General Electric s'installe à Bouguenais

FRANCE

ENTREPRISE - L'américain General Electric (GE), qui rachète le pôle énergie de l'industriel français Alstom, entend implanter son siège mondial pour les énergies marines renouvelables (EMR) à Bouguenais.

Les Américains débarquent. Et ils ont choisi Bouguenais pour s’installer. Le groupe General Electric (GE), qui rachète le pôle énergie de l'industriel français Alstom, entend implanter son siège mondial pour les énergies marines renouvelables (EMR) à Bouguenais, près de Nantes. C’est ce que viennent d’annoncer Jérôme Pécresse, président l'Alstom Renewable Power, et Christophe Clergeau, vice-président du conseil régional des Pays-de-la-Loire, dans un entretien à Presse-Océan ce vendredi.

Pourquoi ce choix ? Plusieurs facteurs ont joué : "La présence d’un terrain pour notre usine d'assemblage, le marché du 1er parc éolien en mer sur le banc de Guérande, la qualité de la main-d’œuvre et le biotope de recherche et développement qui existe dans la région", explique Jérôme Pécresse. Autre atout pour le groupe, la présence de leur propre service de recherche et développement, qui va "monter en puissance avant de partir à Bouguenais".

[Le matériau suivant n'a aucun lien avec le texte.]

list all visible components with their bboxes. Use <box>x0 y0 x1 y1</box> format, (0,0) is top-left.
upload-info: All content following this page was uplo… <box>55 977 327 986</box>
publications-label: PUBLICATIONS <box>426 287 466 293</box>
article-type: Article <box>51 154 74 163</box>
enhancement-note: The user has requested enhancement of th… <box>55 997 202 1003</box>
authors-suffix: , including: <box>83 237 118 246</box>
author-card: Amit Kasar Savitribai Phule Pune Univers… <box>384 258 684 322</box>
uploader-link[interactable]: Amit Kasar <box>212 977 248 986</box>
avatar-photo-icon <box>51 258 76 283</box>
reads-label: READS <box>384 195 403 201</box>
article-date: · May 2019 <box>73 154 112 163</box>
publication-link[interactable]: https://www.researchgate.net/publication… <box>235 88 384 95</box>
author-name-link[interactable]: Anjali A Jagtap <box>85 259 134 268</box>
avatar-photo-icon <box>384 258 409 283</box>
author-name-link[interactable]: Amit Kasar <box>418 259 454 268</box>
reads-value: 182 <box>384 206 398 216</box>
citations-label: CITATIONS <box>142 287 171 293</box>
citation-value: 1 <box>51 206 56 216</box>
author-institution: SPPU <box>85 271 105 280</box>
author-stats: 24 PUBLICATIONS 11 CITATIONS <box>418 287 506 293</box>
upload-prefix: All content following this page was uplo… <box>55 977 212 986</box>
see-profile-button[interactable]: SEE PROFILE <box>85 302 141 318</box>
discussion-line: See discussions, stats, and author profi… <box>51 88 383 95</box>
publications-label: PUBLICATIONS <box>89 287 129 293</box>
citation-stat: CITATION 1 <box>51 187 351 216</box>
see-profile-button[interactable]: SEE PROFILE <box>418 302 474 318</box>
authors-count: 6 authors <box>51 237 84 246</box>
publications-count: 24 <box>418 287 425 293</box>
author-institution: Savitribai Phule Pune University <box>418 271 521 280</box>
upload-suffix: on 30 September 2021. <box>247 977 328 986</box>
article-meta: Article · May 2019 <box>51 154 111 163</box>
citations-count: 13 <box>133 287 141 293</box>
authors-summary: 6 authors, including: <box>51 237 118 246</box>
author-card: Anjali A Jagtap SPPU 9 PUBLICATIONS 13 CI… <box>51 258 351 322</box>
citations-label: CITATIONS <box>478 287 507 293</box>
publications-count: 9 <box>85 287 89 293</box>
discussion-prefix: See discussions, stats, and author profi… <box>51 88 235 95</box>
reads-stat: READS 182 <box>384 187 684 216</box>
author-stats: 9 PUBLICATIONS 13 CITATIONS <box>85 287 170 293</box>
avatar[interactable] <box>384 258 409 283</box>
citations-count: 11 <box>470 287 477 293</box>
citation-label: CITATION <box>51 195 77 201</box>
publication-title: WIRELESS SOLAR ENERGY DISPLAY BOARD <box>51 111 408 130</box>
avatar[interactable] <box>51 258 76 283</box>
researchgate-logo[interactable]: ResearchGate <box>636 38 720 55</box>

Des milliers d'emplois dans les énergies marines

Général Electric est déjà implanté en Loire-Atlantique, à travers notamment la Famat à Saint-Nazaire (Fabrication mécaniques de l'Atlantique, qui produit des carters de turboréacteurs, ndlr). Alstom, qui a une centaine de chercheurs sur les EMR à Nantes, a toujours défendu le pari de structurer sur le territoire une filière sur les énergies marines renouvelables. "Les Américains avaient promis de s'inscrire dans les promesses d'Alstom. Ils tiennent parole", explique de son côté le premier vice-président PS du conseil régional des Pays de la Loire, Christophe Clergeau.

Selon lui le futur siège EMR de GE emploiera, à terme en 2017, 200 personnes et il devrait être implanté sur le campus de l'IRT (Institut de recherche technologique) Jules-Verne à Bouguenais, près de l'actuel aéroport de Nantes Atlantique.

"C'est une belle histoire, une réussite qui illustre le dynamisme et le savoir-faire de la Basse-Loire", insiste Christophe Clergeau. "En trois-quatre ans, grâce à la bonne volonté de tous les acteurs, on a réussi à faire émerger cette nouvelle filière industrielle". D’après lui, environ 300 chercheurs travaillent aujourd’hui sur les énergies des océans, dans les établissements publics et Alstom, DCNS, STX, Bureau Veritas, CEA-Tech. "Dans quelques mois, ils seront un millier", estime-t-il. "Et les différentes usines vont rapidement embaucher un autre millier de salariés en production, ce qui va créer environ 4 000 emplois indirects chez les sous-traitants et les sociétés de service".